This is a blind item, boys and girls. Points to anyone who can tell me what famous postmodern novel this is from. Cash money prizes to anyone who knows why I think it's so telling that this author cited Zipf (and what insight it might give us into said author).
"Roger says that now you'll count up all those words you copied down and graph them or something," brightly to head off any comment on the dart incident, which she'd rather avoid. "Do you only do it for seances?"
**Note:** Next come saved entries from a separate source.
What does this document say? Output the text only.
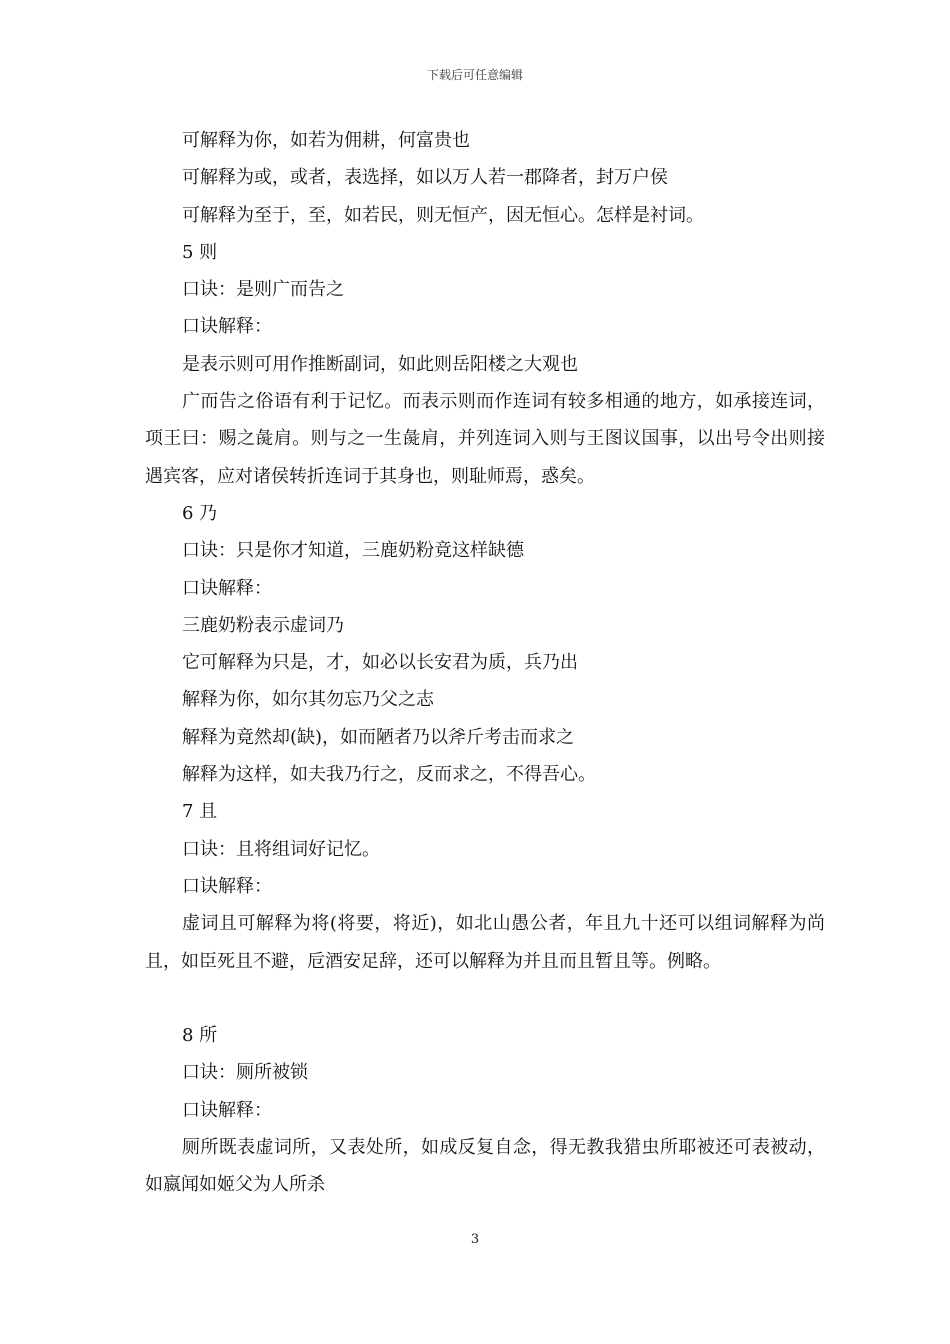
下载后可任意编辑
可解释为你，如若为佣耕，何富贵也
可解释为或，或者，表选择，如以万人若一郡降者，封万户侯
可解释为至于，至，如若民，则无恒产，因无恒心。怎样是衬词。
5 则
口诀：是则广而告之
口诀解释：
是表示则可用作推断副词，如此则岳阳楼之大观也
广而告之俗语有利于记忆。而表示则而作连词有较多相通的地方，如承接连词，项王曰：赐之彘肩。则与之一生彘肩，并列连词入则与王图议国事，以出号令出则接遇宾客，应对诸侯转折连词于其身也，则耻师焉，惑矣。
6 乃
口诀：只是你才知道，三鹿奶粉竟这样缺德
口诀解释：
三鹿奶粉表示虚词乃
它可解释为只是，才，如必以长安君为质，兵乃出
解释为你，如尔其勿忘乃父之志
解释为竟然却(缺)，如而陋者乃以斧斤考击而求之
解释为这样，如夫我乃行之，反而求之，不得吾心。
7 且
口诀：且将组词好记忆。
口诀解释：
虚词且可解释为将(将要，将近)，如北山愚公者，年且九十还可以组词解释为尚且，如臣死且不避，卮酒安足辞，还可以解释为并且而且暂且等。例略。
8 所
口诀：厕所被锁
口诀解释：
厕所既表虚词所，又表处所，如成反复自念，得无教我猎虫所耶被还可表被动，如嬴闻如姬父为人所杀
3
"Automatic texts," girl-nervous Gloaming frowns, nods, "one or two Ouija board episodes, yes yes... we-we're trying to develop a vocabulary of curves--certain pathologies, certain characteristic shapes you see--"
"I'm not sure that I--"
"Well. Recall Zipf's principle of Least Effort: if we plot the frequency of word P sub n against its rank-order n on logarithmic axes," babbling into her silence, even her bewilderment graceful, "we should of course get something like a straight line... however we've data that suggest the curves for certain--conditions, well they're actually quite different--schizophrenics for example tend to run a bit flatter in the upper part then progressively steeper--a sort of bow shape... I think with this chap, this Roland, that we're on to a classical paranoiac--"
"Ha." That's a word she knows. "Thought I saw you brighten up there when he said 'turned against.'"
"'Against,' 'opposite,' yes you'd be amazed at the frequency with this one."
"What's the most frequent word," asks Jessica. "Your number one."
"The same as it's always been at these affairs," replies the statistician, as if everyone knew: "death."